Сердце колотится громче рева мотора, я не могу заставить себя взглянуть ни вниз, на воду, которую мы рассекаем, ни вдаль, на обрыв, с которого бросилась моя лучшая подруга. Поэтому я смотрю вверх, на голубое небо и полупрозрачную завесу облаков. Вдалеке появляется одинокая птица, неузнаваемая с такого расстояния, и начинает кружить над водой, точно стервятник.
Я думаю о Дейзи, о том, как она плыла здесь, в этой воде, глядя на ночное небо. Что она видела? Луну, наверное, а может, звезды Ориона, Пегаса или Андромеды. Темно-красную Бетельгейзе, такую далекую и уже мертвую. Безбрежную черноту сверху и снизу.
Но что произошло дальше? Удалось ли ей выплыть? Удалось ли достичь безопасного места?
Брайан оглядывается на меня:
– Ты там как?
– А можно подойти немного поближе?
Мы покидаем бухту. Тут, за ее пределами, волнение сильнее; в лицо мне летит колючая водная пыль. От запаха бензина подташнивает. Мы уже подходим к дому. Утес кряжистый, складчатый, иззубренный от времени. Его венчает уступ, и я представляю, как Дейзи летит с него прямо в воду.
– Так пойдет?
Камера болтается на шее, я поднимаю ее и начинаю снимать дом и скалы. Потом Молби с его мерцающими вдалеке огнями. Почему мы, Дейзи и я, не уехали туда? Почему не сбежали вместе? Что же я такого сделала, не оставив тебе другого выхода, кроме как сигануть со скалы?
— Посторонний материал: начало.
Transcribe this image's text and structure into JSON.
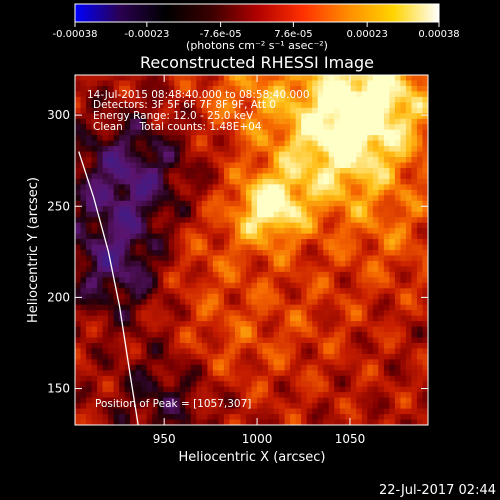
{
  "colorbar": {
    "tick_labels": [
      "-0.00038",
      "-0.00023",
      "-7.6e-05",
      "7.6e-05",
      "0.00023",
      "0.00038"
    ],
    "range": [
      -0.00038,
      0.00038
    ],
    "unit_label": "(photons cm⁻² s⁻¹ asec⁻²)",
    "colormap": [
      "#0000ff",
      "#2a004f",
      "#000000",
      "#3a0000",
      "#b00000",
      "#ff3000",
      "#ff8c00",
      "#ffd400",
      "#ffffff"
    ]
  },
  "chart_data": {
    "type": "heatmap",
    "title": "Reconstructed RHESSI Image",
    "xlabel": "Heliocentric X (arcsec)",
    "ylabel": "Heliocentric Y (arcsec)",
    "xlim": [
      902,
      1092
    ],
    "ylim": [
      130,
      322
    ],
    "x_ticks": [
      950,
      1000,
      1050
    ],
    "y_ticks": [
      150,
      200,
      250,
      300
    ],
    "x_tick_labels": [
      "950",
      "1000",
      "1050"
    ],
    "y_tick_labels": [
      "150",
      "200",
      "250",
      "300"
    ],
    "peak": [
      1057,
      307
    ],
    "limb_curve": [
      [
        904,
        280
      ],
      [
        912,
        255
      ],
      [
        920,
        225
      ],
      [
        926,
        195
      ],
      [
        931,
        162
      ],
      [
        936,
        130
      ]
    ],
    "annotations": [
      "14-Jul-2015 08:48:40.000 to 08:58:40.000",
      "Detectors: 3F 5F 6F 7F 8F 9F, Att 0",
      "Energy Range: 12.0 - 25.0 keV",
      "Clean     Total counts: 1.48E+04"
    ],
    "peak_label": "Position of Peak = [1057,307]"
  },
  "footer": {
    "timestamp": "22-Jul-2017 02:44"
  }
}
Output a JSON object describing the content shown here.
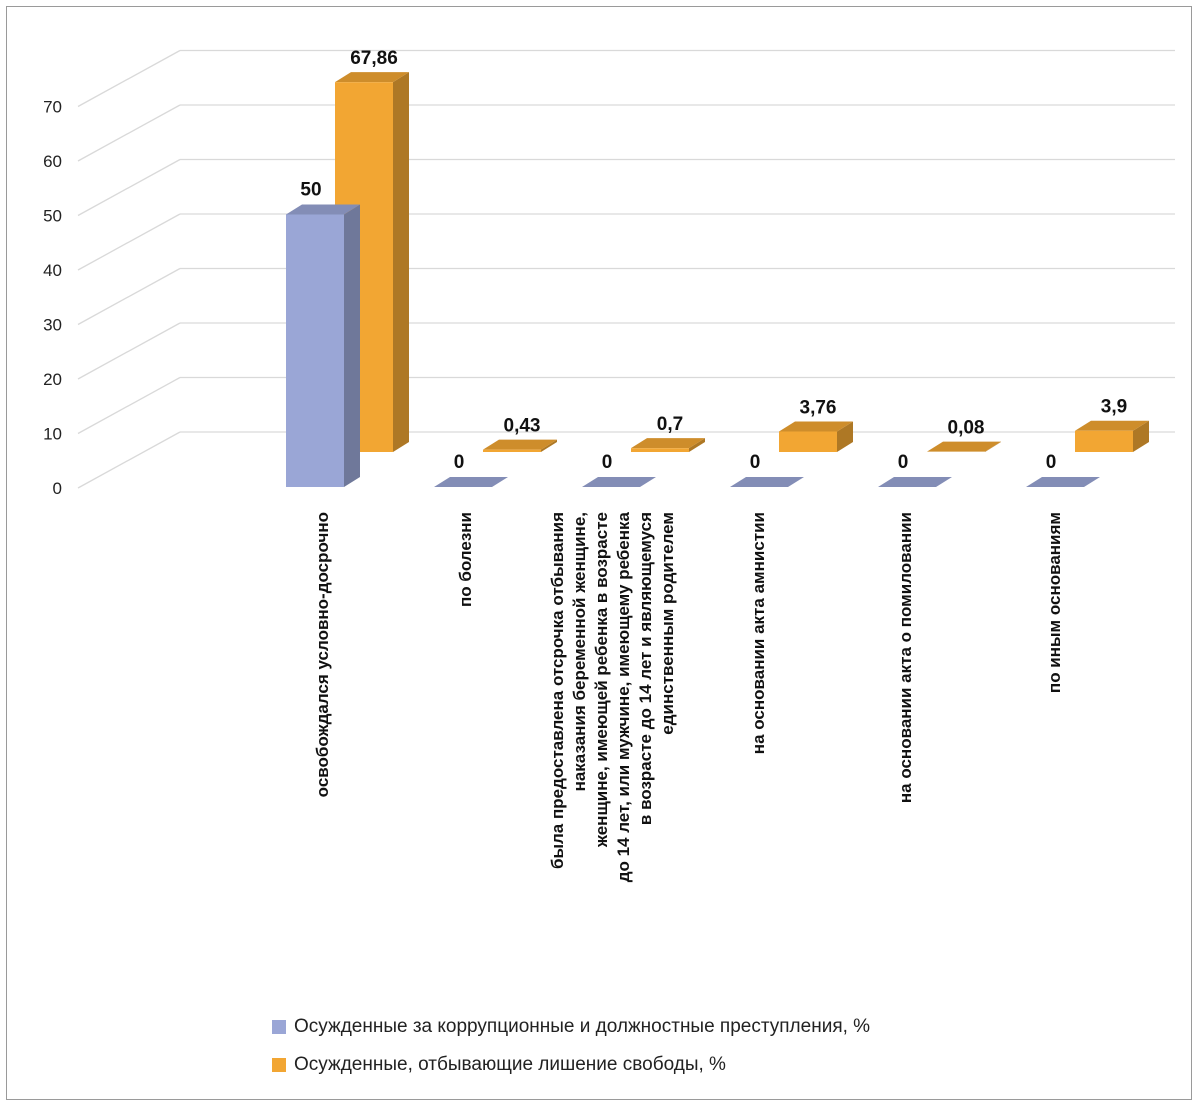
{
  "chart_data": {
    "type": "bar",
    "categories": [
      [
        "освобождался условно-досрочно"
      ],
      [
        "по болезни"
      ],
      [
        "была предоставлена отсрочка отбывания",
        "наказания беременной женщине,",
        "женщине, имеющей ребенка в возрасте",
        "до 14 лет, или мужчине, имеющему ребенка",
        "в возрасте до 14 лет и являющемуся",
        "единственным родителем"
      ],
      [
        "на основании акта амнистии"
      ],
      [
        "на основании акта о помиловании"
      ],
      [
        "по иным основаниям"
      ]
    ],
    "series": [
      {
        "name": "Осужденные за коррупционные и должностные преступления, %",
        "values": [
          50,
          0,
          0,
          0,
          0,
          0
        ],
        "labels": [
          "50",
          "0",
          "0",
          "0",
          "0",
          "0"
        ],
        "color": "#9aa6d6"
      },
      {
        "name": "Осужденные, отбывающие лишение свободы, %",
        "values": [
          67.86,
          0.43,
          0.7,
          3.76,
          0.08,
          3.9
        ],
        "labels": [
          "67,86",
          "0,43",
          "0,7",
          "3,76",
          "0,08",
          "3,9"
        ],
        "color": "#f2a633"
      }
    ],
    "yticks": [
      "0",
      "10",
      "20",
      "30",
      "40",
      "50",
      "60",
      "70"
    ],
    "ylim": [
      0,
      70
    ],
    "grid": true,
    "legend": "bottom",
    "style": "3d-clustered-column"
  }
}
И снова я прикидываю, могла ли она остаться в живых после такого прыжка, а потом доплыть через всю бухту до лодочного спуска или в противоположную сторону, до ближайшего пляжа. Расстояние кажется слишком большим даже для такой хорошей пловчихи, как Дейзи.
– Еще подойти?
Мы плывем дальше, и тут я замечаю под водой что-то темное. Это всего лишь тень в скале, углубление, неровная, неправильной формы дыра. Подводная пещера – размером не более ярда в самом широком месте, но все равно в ней можно укрыться. Я представляю себе Дейзи, загнанную под воду, извивающуюся, точно червяк, насаженный на крючок. Ждущую спасения, но от кого?
Брайан глушит двигатель.
– А ты знаешь, что сегодня ровно десять лет? – вдруг спрашивает он.
Я недоуменно смотрю на него. Но он же не дурак, он видел, что именно я снимаю: Блафф-хаус и пещеру в скале под ним. Он понимает, что это отнюдь не фоновые съемки для фильма про повседневную жизнь Блэквуд-Бей – фильма, который я теперь едва ли смогу доделать. Он прекрасно знает, в чем дело.
– В смысле, ровно десять лет, как она прыгнула?
Я оглядываюсь на него. Мы качаемся на воде в тени утеса. Брайан внимательно смотрит на меня. Лицо у него спокойное, говорит он тихим голосом, но в тоне есть что-то нарочитое, будто он расстроен сильнее, чем хочет показать, и ему приходится делать над собой усилие, чтобы сохранять безмятежный вид.
Внезапно все встает на свои места.
– Ты ее знал, – произношу я. – Лучше, чем говорил.
– Ты так ничего и не поняла.
Я не отвечаю, и он остается сидеть неподвижно. Его черные, как два голыша, глаза, кажется, просверлят меня насквозь. Мне становится страшно, хотя я сама не могла бы сказать, чего именно боюсь. Я не могу думать ни о чем, кроме толщи темной воды подо мной, неподвижной под поверхностным волнением. Дежавю.